Sumner writes:

I’m not convinced mood swings are as obvious as they might seem.  I’ve
argued that the stock market crash of 1929 was a rational response to
the sudden awareness that we were rushing headlong into Depression.  I
wonder if that stock market crash was one of those examples where Bryan
thinks it’s “obvious” there was a mood swing.  Even if Bryan doesn’t
believe that, I’d estimate about 99.9% of historians do look at the
crash that way.

I’m not going to argue the Depression with an expert like Scott.  But I saw the 2008 crash and subsequent downturn with my own eyes, and I’m convinced that mood played a key role.  The world freaked out, big time.  It was the economic analog of a riot.

But hasn’t Sumner shown that the fundamental problem was falling nominal GDP?   I’m sympathetic, but he never really explains why money velocity suddenly plunged.  (Yes, the Fed started paying interest on reserves, but that’s far from the whole story).  After the 2008 crash, people clearly became much more reluctant to spend, holding their income constant.  Why?  Partly because their net worth had fallen, but as people often point out, that didn’t seem to matter after the 1987 crash.  What was difference?  In 2008, far more people were scared out of their minds, which scared people who hadn’t been scared by the original shock, which scared additional people…

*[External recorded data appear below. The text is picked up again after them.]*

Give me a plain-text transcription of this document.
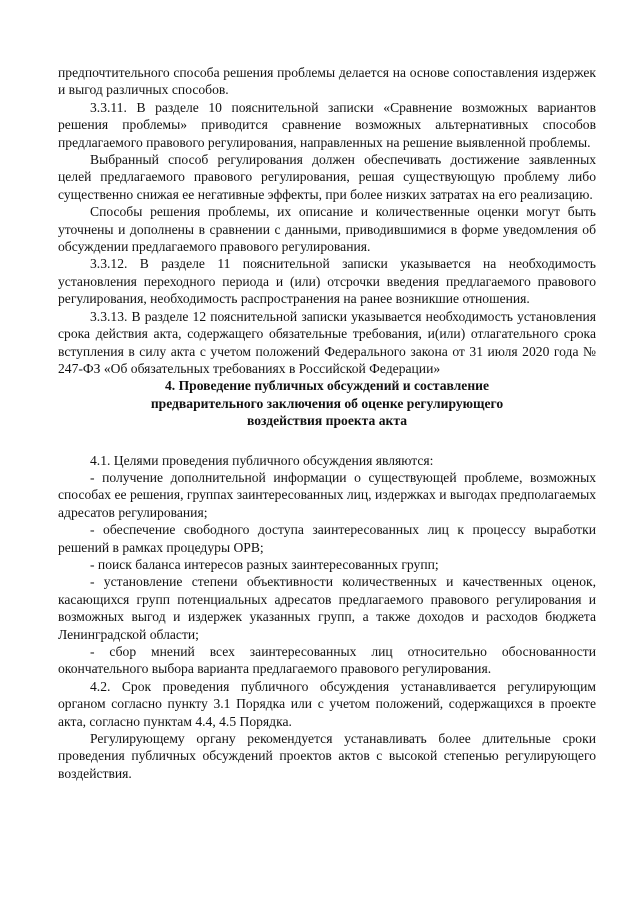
предпочтительного способа решения проблемы делается на основе сопоставления издержек и выгод различных способов.

3.3.11. В разделе 10 пояснительной записки «Сравнение возможных вариантов решения проблемы» приводится сравнение возможных альтернативных способов предлагаемого правового регулирования, направленных на решение выявленной проблемы.

Выбранный способ регулирования должен обеспечивать достижение заявленных целей предлагаемого правового регулирования, решая существующую проблему либо существенно снижая ее негативные эффекты, при более низких затратах на его реализацию.

Способы решения проблемы, их описание и количественные оценки могут быть уточнены и дополнены в сравнении с данными, приводившимися в форме уведомления об обсуждении предлагаемого правового регулирования.

3.3.12. В разделе 11 пояснительной записки указывается на необходимость установления переходного периода и (или) отсрочки введения предлагаемого правового регулирования, необходимость распространения на ранее возникшие отношения.

3.3.13. В разделе 12 пояснительной записки указывается необходимость установления срока действия акта, содержащего обязательные требования, и(или) отлагательного срока вступления в силу акта с учетом положений Федерального закона от 31 июля 2020 года № 247-ФЗ «Об обязательных требованиях в Российской Федерации»

4. Проведение публичных обсуждений и составление

предварительного заключения об оценке регулирующего

воздействия проекта акта

4.1. Целями проведения публичного обсуждения являются:

- получение дополнительной информации о существующей проблеме, возможных способах ее решения, группах заинтересованных лиц, издержках и выгодах предполагаемых адресатов регулирования;

- обеспечение свободного доступа заинтересованных лиц к процессу выработки решений в рамках процедуры ОРВ;

- поиск баланса интересов разных заинтересованных групп;

- установление степени объективности количественных и качественных оценок, касающихся групп потенциальных адресатов предлагаемого правового регулирования и возможных выгод и издержек указанных групп, а также доходов и расходов бюджета Ленинградской области;

- сбор мнений всех заинтересованных лиц относительно обоснованности окончательного выбора варианта предлагаемого правового регулирования.

4.2. Срок проведения публичного обсуждения устанавливается регулирующим органом согласно пункту 3.1 Порядка или с учетом положений, содержащихся в проекте акта, согласно пунктам 4.4, 4.5 Порядка.

Регулирующему органу рекомендуется устанавливать более длительные сроки проведения публичных обсуждений проектов актов с высокой степенью регулирующего воздействия.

What would a full-blown mood theory of macro fluctuations look like?  Ideally it would begin at the micro level – with the individual psychology of traumatic events.  What exactly scares people, and how long do they stay scared?  Then we’d move to the social psychology of fear – how do we respond to other people’s fear, and how does “social proof” affect individuals’ emotional recovery?  Once we’ve got these psychological patterns nailed down, it would be easy to insert them into a standard New Keynesian nominal rigidities model and see what happens.

Empirically grounded mood theories will probably imply that fluctuations are (slowly) self-correcting even in the presence of total nominal rigidity.  The large literature on hedonic adaptation finds that even after blood-curdling experiences, normal people don’t remain miserable/ fearful/ angry forever.  After six months or a year, people come to terms with what happened.  It’s almost like they get bored of feeling afraid. 

Of course, this doesn’t mean that a year after the 2008 crash, our average mood will revert to normal.  The effects of the initial panic ripple out gradually.  People who lost their shirts in 2008 probably feel mostly better by now.  People who lost their jobs last month still feel like the world is ending.

None of this means that mood is the whole story.   Mood, market conditions, and policy all interact.  For example, if nominal wages were perfectly flexible, the anxiety ripple effects of consumer panic would be far more muted.  After a fear-driven demand shock, prices and wages would fall, output and employment would stay the same, and life would get back to normal.  To take another example: If Sumner ran the Fed, he would have maintained nominal GDP, and fear would have been localized to the construction and mortgage industries.

Is mood just Keynesian “animal spirits” in new clothes?  For that, I’ll defer to historians of thought.  But the difference between a mood story and textbook Keynesianism is that the mood story would explicitly build on empirical psychology.  In textbook Keynesianism, the “animal spirits” can do almost anything.  A serious mood theory, in contrast, would be constrained by evidence on e.g. the timing of hedonic adaptation.

One last question: What are the policy implications of macro mood theories?  Many economists hastily assume psychological stories boost the case for government intervention, but that’s far from clear.  (See e.g. my lecture on “Behavioral Political Economy”).  Mood theories amplify the case for preventative flexibility; if wage rigidity fans the flames of panic, that’s yet another reason against labor market regulation.   Mood theories allow for the possibility that decisive government action (or mere rhetoric!) could save the day; but they also suggest that decisive government action could start the very stampede it’s supposed to stop.  Furthermore, the empirics of hedonic adaptation highlight a self-correcting psychological mechanism that supplements the self-correcting market mechanism.

In any case, we should figure out whether mood theories are true before we start worrying about their policy implications.  If I chose macro theories purely for their policy implications, I’d be an Austrian.  But I’m not.